Guest post from Sharon from Emondo Kids
Do you have a fussy eater? You are not alone! As food waste is one of the biggest issues we face in terms of our plant and global warming, it is important to try to plan to reduce food waste in the first place. Feeding your fussy eater three square meals day in day out is tough. It’s not fun. It’s not empowering and it’s certainly not as engaging as hosting a well crafted dinner party for your nearest and dearest. Even on those rare occasions when you think you have had a win and the plate is near enough to empty, the vast amounts of evidence scattered in a 360 degree radius, reminds you of your “successful” navigation through lunch. Winning!
The kitchen is a mess, you now have to transition into your third change of clothes for the day, as well as their fourth! Look, you missed a bit of sauce on the underside of the dining lamp shade…..how the hell did that get there? Perhaps most importantly is the copious amount of food that ends up wasted. ..Every day feels like a conveyor belt from fridge to bin, just watching quality food – and dollars, slip straight through your hands and into landfill.
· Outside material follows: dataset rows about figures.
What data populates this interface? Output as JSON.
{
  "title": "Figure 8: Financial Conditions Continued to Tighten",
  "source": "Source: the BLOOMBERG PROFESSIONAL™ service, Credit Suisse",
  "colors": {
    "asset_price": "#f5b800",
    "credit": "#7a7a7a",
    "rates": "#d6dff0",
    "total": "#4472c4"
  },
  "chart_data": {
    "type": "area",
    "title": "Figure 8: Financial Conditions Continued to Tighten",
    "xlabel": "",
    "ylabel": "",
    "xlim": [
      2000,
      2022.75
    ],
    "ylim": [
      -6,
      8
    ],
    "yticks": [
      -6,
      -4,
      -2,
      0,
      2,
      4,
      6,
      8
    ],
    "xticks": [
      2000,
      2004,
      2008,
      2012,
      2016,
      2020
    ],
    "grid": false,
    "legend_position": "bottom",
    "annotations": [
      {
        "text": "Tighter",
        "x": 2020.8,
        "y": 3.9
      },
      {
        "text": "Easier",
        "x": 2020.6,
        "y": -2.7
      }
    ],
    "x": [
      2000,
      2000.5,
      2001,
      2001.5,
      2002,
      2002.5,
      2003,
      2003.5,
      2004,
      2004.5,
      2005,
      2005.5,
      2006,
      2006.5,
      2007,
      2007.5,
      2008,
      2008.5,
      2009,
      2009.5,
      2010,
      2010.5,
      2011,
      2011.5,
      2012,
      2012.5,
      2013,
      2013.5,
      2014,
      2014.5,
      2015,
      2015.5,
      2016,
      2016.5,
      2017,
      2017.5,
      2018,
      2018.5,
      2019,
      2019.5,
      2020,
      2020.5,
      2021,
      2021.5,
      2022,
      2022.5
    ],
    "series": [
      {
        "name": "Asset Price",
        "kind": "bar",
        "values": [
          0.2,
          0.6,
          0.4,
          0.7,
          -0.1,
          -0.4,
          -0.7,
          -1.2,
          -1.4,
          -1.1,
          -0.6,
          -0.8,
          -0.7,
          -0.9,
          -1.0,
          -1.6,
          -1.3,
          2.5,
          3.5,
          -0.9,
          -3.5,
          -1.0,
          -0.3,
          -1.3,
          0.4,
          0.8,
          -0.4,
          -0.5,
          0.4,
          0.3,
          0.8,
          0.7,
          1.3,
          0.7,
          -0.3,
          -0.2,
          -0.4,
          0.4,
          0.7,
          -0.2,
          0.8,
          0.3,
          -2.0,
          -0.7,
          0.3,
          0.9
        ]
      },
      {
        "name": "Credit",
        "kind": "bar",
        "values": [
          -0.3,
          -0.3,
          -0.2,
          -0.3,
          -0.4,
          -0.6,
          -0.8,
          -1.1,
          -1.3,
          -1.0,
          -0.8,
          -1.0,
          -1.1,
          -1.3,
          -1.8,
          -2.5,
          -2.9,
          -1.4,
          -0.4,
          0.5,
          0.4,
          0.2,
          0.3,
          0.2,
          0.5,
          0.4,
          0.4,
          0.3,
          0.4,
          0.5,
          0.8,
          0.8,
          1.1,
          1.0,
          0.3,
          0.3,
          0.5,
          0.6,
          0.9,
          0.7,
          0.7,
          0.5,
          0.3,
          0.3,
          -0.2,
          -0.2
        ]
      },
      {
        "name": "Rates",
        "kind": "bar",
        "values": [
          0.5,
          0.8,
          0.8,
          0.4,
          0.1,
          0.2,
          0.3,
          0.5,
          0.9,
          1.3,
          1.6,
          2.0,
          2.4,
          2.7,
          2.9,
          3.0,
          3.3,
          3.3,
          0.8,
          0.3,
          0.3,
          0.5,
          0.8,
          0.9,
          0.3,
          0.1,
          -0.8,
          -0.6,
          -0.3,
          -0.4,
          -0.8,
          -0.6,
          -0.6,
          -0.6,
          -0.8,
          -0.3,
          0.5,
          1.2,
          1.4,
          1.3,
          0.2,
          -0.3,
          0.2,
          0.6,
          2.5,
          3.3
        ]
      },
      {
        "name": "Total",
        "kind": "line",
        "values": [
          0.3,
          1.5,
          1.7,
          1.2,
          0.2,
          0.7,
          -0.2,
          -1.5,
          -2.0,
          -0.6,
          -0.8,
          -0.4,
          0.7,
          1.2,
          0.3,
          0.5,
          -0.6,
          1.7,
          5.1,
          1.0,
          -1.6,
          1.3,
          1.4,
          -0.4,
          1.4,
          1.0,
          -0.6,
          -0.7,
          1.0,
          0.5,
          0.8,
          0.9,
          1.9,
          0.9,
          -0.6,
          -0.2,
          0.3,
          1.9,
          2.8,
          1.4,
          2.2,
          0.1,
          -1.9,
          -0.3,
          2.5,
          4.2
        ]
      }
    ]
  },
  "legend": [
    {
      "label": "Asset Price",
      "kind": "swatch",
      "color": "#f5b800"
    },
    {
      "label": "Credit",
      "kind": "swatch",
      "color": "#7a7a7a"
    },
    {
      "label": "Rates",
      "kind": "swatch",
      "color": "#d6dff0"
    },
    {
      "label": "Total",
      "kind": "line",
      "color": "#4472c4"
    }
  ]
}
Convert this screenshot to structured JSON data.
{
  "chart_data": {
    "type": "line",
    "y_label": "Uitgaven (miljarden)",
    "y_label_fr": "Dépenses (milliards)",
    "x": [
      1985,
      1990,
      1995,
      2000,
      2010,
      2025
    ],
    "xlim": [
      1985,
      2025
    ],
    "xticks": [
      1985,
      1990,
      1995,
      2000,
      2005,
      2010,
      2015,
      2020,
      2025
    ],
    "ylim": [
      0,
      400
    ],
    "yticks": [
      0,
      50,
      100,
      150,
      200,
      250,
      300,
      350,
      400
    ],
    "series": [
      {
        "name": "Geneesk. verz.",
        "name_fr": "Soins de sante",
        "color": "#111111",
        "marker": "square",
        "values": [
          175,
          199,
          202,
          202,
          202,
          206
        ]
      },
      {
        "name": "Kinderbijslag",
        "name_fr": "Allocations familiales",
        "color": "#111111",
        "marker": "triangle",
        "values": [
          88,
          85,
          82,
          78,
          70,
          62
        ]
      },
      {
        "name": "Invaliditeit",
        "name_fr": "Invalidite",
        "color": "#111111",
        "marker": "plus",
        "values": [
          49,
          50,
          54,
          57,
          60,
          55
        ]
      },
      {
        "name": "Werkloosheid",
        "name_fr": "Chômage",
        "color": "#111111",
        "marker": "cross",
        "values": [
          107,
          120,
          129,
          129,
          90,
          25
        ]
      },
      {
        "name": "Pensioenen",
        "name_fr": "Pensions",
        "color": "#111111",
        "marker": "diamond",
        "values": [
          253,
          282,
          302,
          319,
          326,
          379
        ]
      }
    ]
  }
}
But as parents that’s just what is done right? Provide the best possible food at appropriate intervals and pray that some of it makes its way into those hungry little tummies of theirs. If the plate comes back empty, we do a little happy dance….and then start the cleanup! If not, then acknowledge a battle well fought, lament your losses, start the decontamination process and prepare for dinner. Oh and lets not forget the wastage.
How about we shake things up a bit? Bend the rules a little. Let our hair down……ok enough cliches. Seriously though, all of us parents work our bums off to look after our loved ones, and we deserve to chalk up a few wins occasionally. And feel damn good about it too!
Below are a few very basic tips to help you and your fussy little one change the way meal times are perceived in your house.
- Talk about food outside of designated meal times: Try discussing food and cooking as part of your daily interaction with your children. Depending on their age you can talk about things like how food is grown, how it ends up on their plate and how it affects their body. For the younger ones try some flashcards with pictures of fruit and veggies. Don’t switch it off once dinner arrives through. Get them thinking about food from different perspectives.
- Keep grazing to a minimum: How often do we here “oh my child is a grazer”. If you keep putting put food in front of them all day, of course they are going to eat it. So when it comes to dinner time and a barely touched plate, they genuinely just might not be hungry. If you want the plate empty at night, have a go at restraining from the snacks throughout the day. This goes for flavoured liquids as well. Yes its hard, but hey, so is the alternative.
- Change the setting: Routines are obviously a necessary part of raising children. There’s no denying that. But that doesn’t mean we can’t change things up occasionally. How about trying a change of scenery for your next meal? If the weather’s fine, take lunch outside and have picnic. Have dinner under the table instead of on top! Your fussy eater will be so stoked that you are creating something fun for them, the trauma of eating yucky dinner will be a complete afterthought.
- Don’t overload them with a particular food just because you want them to eat it: If there was a food you particularly didn’t enjoy, what would be worse than seeing a big pile of it served to for lunch and then again on your dinner plate. (I was imagining the Jaws theme whilst writing that!). Kids are the same. Don’t force food on them just because it’s healthy. Certainly persist, but offer small servings on alternate days. Incorporate items in different flavour combinations. And don’t forget to talk about it with them.
With a few tweaks and hacks to the daily routine, meal times will become a more pleasurable and less frustrating experience for you and your fussy eater. After all, we gotta do this every day. Oh and let’s not forget about the wastage.